Tsunami facts: check out the mighty wave!
Learn all about these mammoth forces of nature!
A tsunami (soo-NAH-mee) is one of the world’s most powerful and destructive natural forces.
They can speed across the ocean as fast as a jet plane, swallow up islands and wipe out villages.
But what causes tsuamis…? Join National Geographic Kids and dive into our tsunami facts to find out!
What causes a tsunami?
Meaning “great harbour wave” in Japanese, tsunamis are sometimes called “tidal waves” but their strength has nothing to do with the tides. About four out of five tsunamis happen within the Ring Of Fire, a zone in the Pacific Ocean where earthquakes and volcanic eruptions frequently take place.

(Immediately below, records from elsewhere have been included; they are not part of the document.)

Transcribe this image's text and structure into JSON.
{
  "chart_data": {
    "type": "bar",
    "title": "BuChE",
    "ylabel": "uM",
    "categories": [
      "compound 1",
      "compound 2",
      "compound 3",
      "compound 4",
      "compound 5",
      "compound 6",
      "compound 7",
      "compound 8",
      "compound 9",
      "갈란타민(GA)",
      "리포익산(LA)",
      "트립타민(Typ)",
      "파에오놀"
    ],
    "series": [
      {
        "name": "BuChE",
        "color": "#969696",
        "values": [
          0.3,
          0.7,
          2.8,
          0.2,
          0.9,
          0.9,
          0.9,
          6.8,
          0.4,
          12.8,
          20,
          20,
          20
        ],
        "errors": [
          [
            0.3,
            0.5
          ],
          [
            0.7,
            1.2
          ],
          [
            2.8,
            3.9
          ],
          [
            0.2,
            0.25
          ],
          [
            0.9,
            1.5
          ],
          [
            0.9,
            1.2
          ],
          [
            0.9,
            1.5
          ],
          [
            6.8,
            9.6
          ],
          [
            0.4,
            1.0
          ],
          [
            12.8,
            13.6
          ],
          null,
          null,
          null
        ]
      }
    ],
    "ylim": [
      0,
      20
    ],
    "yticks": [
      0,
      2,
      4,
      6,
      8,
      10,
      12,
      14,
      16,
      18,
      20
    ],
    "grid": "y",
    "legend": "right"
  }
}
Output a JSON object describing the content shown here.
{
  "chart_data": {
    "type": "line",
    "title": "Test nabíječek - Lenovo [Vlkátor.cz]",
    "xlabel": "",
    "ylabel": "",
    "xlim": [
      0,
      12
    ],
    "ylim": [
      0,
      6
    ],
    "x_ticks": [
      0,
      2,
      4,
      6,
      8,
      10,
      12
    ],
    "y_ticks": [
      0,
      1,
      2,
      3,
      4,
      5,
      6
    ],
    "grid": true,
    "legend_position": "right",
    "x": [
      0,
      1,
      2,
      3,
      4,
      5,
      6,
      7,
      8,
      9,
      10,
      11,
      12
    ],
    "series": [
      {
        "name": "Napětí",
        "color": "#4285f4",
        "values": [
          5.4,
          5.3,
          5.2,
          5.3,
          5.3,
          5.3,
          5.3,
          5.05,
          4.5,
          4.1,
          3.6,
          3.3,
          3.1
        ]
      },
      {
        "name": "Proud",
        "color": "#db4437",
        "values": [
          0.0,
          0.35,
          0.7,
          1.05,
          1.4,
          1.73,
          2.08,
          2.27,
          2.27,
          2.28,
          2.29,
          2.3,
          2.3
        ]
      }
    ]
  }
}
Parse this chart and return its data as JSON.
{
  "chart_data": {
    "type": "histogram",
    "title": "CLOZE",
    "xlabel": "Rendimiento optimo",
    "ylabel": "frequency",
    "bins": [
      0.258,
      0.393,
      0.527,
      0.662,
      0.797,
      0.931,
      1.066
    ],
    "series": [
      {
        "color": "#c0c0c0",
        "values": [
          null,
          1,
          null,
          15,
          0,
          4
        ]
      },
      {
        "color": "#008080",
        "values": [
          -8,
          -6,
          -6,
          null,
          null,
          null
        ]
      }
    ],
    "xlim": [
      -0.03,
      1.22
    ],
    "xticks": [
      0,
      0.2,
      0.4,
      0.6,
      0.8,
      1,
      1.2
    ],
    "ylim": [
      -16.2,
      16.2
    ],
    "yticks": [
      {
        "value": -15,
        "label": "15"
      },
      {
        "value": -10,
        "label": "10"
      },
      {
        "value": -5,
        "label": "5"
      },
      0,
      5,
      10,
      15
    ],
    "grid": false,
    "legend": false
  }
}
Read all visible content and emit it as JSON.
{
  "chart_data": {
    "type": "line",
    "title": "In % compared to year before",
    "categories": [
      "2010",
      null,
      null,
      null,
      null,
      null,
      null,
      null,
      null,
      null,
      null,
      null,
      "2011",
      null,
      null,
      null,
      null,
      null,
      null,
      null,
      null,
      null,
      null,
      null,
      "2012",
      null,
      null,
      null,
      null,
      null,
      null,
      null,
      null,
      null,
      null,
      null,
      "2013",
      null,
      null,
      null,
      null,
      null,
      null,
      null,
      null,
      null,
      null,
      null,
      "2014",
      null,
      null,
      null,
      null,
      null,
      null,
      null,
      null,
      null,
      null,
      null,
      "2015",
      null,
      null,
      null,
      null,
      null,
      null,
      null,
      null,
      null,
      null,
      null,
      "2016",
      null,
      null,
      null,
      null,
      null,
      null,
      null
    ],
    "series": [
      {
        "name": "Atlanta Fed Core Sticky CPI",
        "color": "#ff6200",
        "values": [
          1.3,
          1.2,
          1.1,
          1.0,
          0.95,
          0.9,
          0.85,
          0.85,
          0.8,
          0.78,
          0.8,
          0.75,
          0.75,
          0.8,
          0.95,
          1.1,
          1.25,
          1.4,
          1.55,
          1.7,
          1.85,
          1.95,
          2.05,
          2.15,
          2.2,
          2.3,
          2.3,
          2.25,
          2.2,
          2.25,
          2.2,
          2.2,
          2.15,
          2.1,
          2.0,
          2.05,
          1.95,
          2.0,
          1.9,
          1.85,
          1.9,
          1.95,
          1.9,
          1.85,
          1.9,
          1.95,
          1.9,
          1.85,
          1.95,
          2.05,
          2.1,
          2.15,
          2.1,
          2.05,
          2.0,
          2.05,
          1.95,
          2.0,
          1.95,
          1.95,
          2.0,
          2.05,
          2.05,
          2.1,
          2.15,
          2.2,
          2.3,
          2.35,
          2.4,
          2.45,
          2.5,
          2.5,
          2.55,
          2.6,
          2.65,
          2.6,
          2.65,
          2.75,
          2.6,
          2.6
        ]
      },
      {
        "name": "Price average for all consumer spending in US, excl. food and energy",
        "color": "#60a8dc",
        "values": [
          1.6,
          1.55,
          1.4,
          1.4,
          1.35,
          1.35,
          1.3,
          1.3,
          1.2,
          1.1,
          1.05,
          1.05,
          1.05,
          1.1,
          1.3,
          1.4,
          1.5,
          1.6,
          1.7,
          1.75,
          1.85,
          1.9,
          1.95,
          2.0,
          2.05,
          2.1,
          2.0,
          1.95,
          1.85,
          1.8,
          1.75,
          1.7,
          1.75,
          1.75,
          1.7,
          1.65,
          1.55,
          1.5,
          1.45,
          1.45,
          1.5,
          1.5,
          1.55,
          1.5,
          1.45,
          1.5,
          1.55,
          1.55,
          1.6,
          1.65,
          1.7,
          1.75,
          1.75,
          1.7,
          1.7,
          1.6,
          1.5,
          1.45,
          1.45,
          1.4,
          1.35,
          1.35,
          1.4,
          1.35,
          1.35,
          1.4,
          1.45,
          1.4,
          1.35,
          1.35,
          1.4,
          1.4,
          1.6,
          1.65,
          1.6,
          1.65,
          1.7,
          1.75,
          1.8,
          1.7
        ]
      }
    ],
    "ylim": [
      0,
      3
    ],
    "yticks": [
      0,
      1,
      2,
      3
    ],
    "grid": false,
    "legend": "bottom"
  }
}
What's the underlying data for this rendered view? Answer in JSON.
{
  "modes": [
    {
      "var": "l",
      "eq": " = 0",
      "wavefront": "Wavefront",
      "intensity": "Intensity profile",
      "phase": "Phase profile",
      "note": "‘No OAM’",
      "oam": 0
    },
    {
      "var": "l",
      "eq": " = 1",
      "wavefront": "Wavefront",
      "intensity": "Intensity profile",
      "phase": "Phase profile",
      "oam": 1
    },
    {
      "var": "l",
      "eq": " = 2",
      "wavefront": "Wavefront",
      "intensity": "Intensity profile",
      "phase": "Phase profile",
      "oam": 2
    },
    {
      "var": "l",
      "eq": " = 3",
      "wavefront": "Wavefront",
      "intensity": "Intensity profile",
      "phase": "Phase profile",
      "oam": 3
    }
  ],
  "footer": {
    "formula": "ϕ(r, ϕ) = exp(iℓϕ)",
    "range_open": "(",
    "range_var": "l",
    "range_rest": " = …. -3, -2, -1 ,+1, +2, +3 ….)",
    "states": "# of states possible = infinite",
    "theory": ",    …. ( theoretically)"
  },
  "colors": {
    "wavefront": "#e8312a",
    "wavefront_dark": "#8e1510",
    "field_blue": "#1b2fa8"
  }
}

Giant slabs of the Earth’s crust, called tectonic plates, grind together. Sometimes, though, the plates get stuck, the pressure builds up and they suddenly slam into a new position. This causes an earthquake. If an earthquake lifts or drops part of the ocean floor, the water above rises and starts spreading across the ocean, causing a tsunami. Underwater landslides or volcanic eruptions can also displace water (cause water to spread across the ocean) and may lead to a tsunami.
How big is a tsunami?
Out in the open ocean, tsunami waves are only about one-metre high because the water is deep. However, as the water becomes shallow, the waves slow down and begin to grow. They can rise 35m or higher – that’s the same as a 10-floor block of flats! However, the scariest thing about a tsunami is its wavelength, as this determines how far inland it can travel. Whereas a large wave caused by a storm might have a wavelength of up to 150m, a tsunami could reach up to a fearsome 1,000km!
How fast is a tsunami?
A normal wind wave travels at about 90kmh, but a tsunami can race across the ocean at an incredible 970kmh! Sometimes, before a tsunami hits, there is a huge vacuum effect, sucking water from harbours and beaches. People can see the ocean floor littered with flopping fish and other sea animals. Then a wave blasts onto the shore minutes later, then another and another for two hours or more. There may also be up to one hour between each wave.
Can you predict when a tsunami is coming?
To save lives, scientists established the Pacific Tsunami Warning System, based in Hawaii, in the USA. Its network of detectors can track quakes that may cause a tsunami. These waves can race from one side of the Pacific Ocean to the other in less than a day, so people need to be warned in time to head for higher ground!